Opinion
I’m the virus expert cited by MP Craig Kelly. Vaccines are critical, but he’s not all wrong
The airwaves have been awash with news about COVID-19 and vaccinations, much of it unhelpful. Amid the heat, my name has arisen as the immunologist cited by the Liberal MP Craig Kelly, whose views have been widely derided and, ultimately, shut down by the Prime Minister.
Let me state clearly from the outset: vaccines are critical; they will save lives; we should all get behind them.
Liberal MP Craig Kelly during Question Time this week.Credit:Alex Ellinghausen
Vaccines, however, do have limitations. They need to be paired with effective, safe drug treatment. Two candidates are safe, cheap, available and effective. They are Ivermectin and hydroxychloroquine. Yet they are denied to Australians with COVID-19.
I do not know Craig Kelly. There is much he has said that I disagree with, but on the matter of Ivermectin and hydroxychloroquine, he has been right to raise awareness about these drugs and their potential to be effective in the early treatment of the disease.
Since my name was aired in this matter, I’ve received calls from people offering truly crackpot opinions, some telling me I am right – without knowing what I think – while others have suggested I should leave it to the “experts”.

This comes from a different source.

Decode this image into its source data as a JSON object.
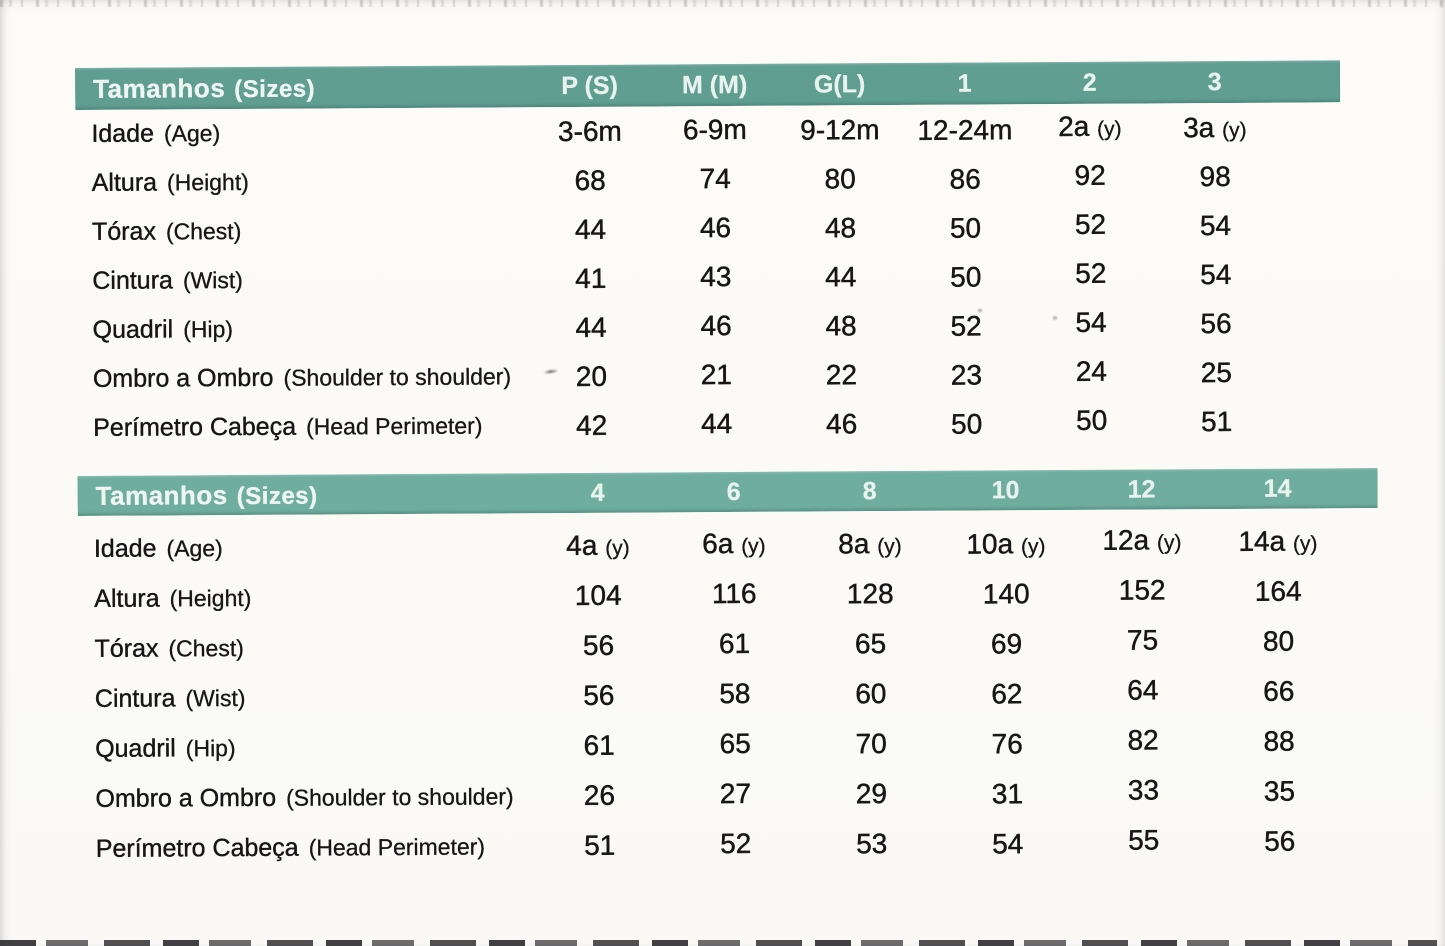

Concerned by the controversy, the University of Newcastle, where I am an emeritus professor in the School of Biomedical Sciences and Pharmacy, has issued a statement stressing that I am not speaking on its behalf and saying it does not consider me a COVID-19 expert.
These opinions are indeed my own. I am not speaking for the university (although over the years it has often wanted me to). I am, however, an expert and I believe my opinions need some clear air.
The world was little prepared for a pandemic which, in just 12 months, has infected more than 100 million people, with a mortality rate of 2 to 4 per cent. Australia has been fortunate; with our island geography and high-quality public health, we have had only 28,800 cases, with a mortality of 3.1 per cent. There are no promises that we can continue to be the lucky country.
COVID-19, like influenza, infects the airways mucosal compartment. There are useful lessons from influenza, for which vaccines give partial immunity, of short duration, and with a poor response in the elderly. Early evidence suggests similar outcomes are probable with COVID-19 vaccines.
Herd immunity is unlikely. If it occurs it will likely be of short duration, requiring annual vaccination for continued immunity. Vaccines will be at the core of community management, but they are not enough on their own.
Ivermectin(IVM) and hydroxychloroquine (HCQ) have been used as antimicrobials for half a century with impeccable safety records. They prevent virus assemblage within infected cells and inhibit the inflammatory response. COVID-19 is a two phase disease, with the initial “viral phase” followed by severe life-threatening inflammatory disease requiring hospitalisation. Antivirals only work on the early viral phase (as with shingles, influenza and Herpes infections).
Failed studies of the anti-viral HCQ on hospitalised COVID-19 patients mistakenly led to the drug being categorised as a “failed” therapy. That misunderstanding continues to dominate many “official” sites, despite there being at least 27 clinical studies in early disease – 10 of which were randomised clinical trials – showing a composite level of 63 per cent protection gainst admission to hospital and/or death. Similar data supported use in prevention of infection (as it did for malaria).
IVM came later, and avoided much of the political noise, but again was missed by many authorities. More than 30 studies have led to impressive meta-analyses, most recently by Therese Lawrie, an epidemiologist. Data from 17 studies showing a reduction of death by 83 per cent was so dramatic that she concluded it was now unethical to include untreated patients as controls. Both drugs are used extensively in many countries, with dramatic reductions in COVID-19 deaths.
All studies have faults, but we are faced with an horrific pandemic, with few options for early treatment. It is very easy to sit in comfort, ignore the evidence and pontificate on the unobtainable. Those who champion science-based therapy that saves lives deserve respect, not ridicule. There are too many uninformed “experts”. My question to the nay-sayer is: “Would you give HCQ and/or IVM to your grandmother with early COVID-19 in aged care?”
If it was my grandmother – or, indeed, me – my answer would be yes.
Robert Clancy is an immunologist and emeritus professor at the University of Newcastle’s School of Biomedical Sciences and Pharmacy.